这道黑色身影又遇见几次巡逻队,一直到了一处门额高大的府邸前,敲了敲大门。
片刻之后,大门打开,黑衣人“嗖”的一声便进入了院内。
大门上,两盏灯笼散发着幽幽的光芒,照亮那门上匾额。上面赫然写着“北平郡王府”五个大字。
这北平郡王指的便是当年纵横草原的**厥之二可汗突利可汗。贞观三年,突利率部投降大唐,贞观四年,封右卫大将军,北平郡王,领顺州都督。然而,这位北平郡王,顺州都督,在去顺州上任的路上,到达并州时,一病不起,就此离开人世,年仅二十九岁。当初他死的时候,李世民还为之痛哭了一场。
在他死后,其子贺逻鹘承袭爵位。也仅仅是爵位,那个右卫大将军、顺州都督两个官职,则是被朝廷收回去了。
在长安定局下来之后,他们这些投降的突厥人却是找不到什么活计来做。务农,不会。经商,比不过那些狡猾的汉人。只有放牧了,可是,这大唐四面耕地,哪儿来的草原供你放牧。
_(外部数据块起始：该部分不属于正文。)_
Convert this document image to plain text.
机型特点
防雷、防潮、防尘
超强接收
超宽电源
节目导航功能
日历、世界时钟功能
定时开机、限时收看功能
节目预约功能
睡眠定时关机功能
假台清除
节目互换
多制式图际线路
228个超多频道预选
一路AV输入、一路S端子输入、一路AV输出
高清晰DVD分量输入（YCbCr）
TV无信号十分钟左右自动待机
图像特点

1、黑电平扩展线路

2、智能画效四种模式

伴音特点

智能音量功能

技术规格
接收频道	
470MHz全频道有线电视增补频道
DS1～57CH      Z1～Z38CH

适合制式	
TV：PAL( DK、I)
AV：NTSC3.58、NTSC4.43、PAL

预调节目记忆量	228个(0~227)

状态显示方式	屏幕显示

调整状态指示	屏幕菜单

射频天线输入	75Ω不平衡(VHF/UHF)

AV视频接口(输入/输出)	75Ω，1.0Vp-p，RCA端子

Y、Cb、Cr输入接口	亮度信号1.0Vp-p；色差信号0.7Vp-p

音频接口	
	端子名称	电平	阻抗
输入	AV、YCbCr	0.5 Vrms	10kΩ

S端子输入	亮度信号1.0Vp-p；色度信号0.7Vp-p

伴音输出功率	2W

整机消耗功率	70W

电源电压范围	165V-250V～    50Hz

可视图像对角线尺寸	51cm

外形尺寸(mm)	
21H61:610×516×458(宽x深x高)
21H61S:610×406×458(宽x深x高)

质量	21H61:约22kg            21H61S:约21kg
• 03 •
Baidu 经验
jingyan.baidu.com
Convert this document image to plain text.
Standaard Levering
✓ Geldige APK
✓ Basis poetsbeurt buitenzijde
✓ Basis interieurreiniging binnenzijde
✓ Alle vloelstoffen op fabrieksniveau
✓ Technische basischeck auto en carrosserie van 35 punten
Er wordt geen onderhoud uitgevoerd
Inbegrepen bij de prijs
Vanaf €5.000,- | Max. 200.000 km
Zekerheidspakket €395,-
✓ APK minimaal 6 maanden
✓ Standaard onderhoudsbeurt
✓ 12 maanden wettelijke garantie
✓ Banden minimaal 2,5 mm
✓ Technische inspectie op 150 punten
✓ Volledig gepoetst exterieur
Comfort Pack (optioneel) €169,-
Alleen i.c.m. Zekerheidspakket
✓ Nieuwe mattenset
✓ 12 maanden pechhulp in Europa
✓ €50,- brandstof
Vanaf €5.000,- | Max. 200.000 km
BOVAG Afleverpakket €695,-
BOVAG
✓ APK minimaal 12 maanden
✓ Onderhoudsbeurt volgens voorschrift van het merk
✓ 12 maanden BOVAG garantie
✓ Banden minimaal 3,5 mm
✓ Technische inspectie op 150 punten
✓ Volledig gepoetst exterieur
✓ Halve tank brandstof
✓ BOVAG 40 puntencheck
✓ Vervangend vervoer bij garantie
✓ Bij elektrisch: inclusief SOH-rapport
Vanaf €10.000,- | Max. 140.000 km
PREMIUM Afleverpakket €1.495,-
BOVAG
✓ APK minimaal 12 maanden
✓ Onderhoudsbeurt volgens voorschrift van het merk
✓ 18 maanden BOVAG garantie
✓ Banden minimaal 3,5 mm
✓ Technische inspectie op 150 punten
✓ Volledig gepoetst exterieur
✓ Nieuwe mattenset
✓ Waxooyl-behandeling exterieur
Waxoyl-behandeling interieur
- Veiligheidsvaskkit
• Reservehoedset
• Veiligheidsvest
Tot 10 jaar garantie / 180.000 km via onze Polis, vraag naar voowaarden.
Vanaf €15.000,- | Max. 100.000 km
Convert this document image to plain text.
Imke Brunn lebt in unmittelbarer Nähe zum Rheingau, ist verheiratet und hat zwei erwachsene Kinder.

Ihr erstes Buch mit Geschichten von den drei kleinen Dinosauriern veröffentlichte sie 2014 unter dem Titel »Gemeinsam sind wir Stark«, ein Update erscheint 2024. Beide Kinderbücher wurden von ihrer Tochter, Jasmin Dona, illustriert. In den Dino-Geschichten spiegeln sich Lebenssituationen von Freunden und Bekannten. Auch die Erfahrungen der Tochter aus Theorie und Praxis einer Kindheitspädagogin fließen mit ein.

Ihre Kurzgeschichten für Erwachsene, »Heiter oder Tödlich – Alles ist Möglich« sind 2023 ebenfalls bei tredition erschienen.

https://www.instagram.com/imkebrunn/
所以,这些突厥人只好整日浪荡长安街头,靠着每个月朝廷发的俸禄和每奉节日李世民赐下的赏赐度日。
他们之中的很多人,便成了长安的混混。
黑衣人进入房间之后,脱下身上黑色的大氅,抖落雪花,露出魁梧的身材来。对着旁边的一位老人道:“好大的雪啊!这一路上我几乎是跑回来的,这雪还是在肩上铺了一层!”
老人接过这黑衣人的大氅,叹息了一下,默默走开。走到房门边时,老人忽然转过头来,对那人说道:“结社啊,今日贺逻鹘遇见了一个叫做萧锐的人,据说是宋国公萧瑀的孙子。贺逻鹘和他发生了口角,现在正在房中生闷气呢!”
这名叫做结社的大汉一愣,接着便推开们,往贺逻鹘房间走去。
这结社却是突利之弟,当初突利率众投降大唐的时候,结社也被封了一个中郎将。然而如今已经是贞观十二年了,这结社仍旧还是一个中郎将。
当初突利投降大唐之后,结社认为大唐给自己封的官职太低,找到突利,希望突利能到李世民面前说上两句话,提升一下自己的官职。然而,突利以新降之众,寸功未立,便欲求官,操之过急为理由,将结社打发出去了。这结社认为突利实在故意排斥自己,心生怨恨,一气之下,诬告突利谋反。
此事被李世民知道之后,看在突利的面上,免去了结社的刑罚,然而对待这结社,便是采取不理不睬的态度。打仗不让他上,官职不给他升,所以到现在,仍旧还是个中郎将。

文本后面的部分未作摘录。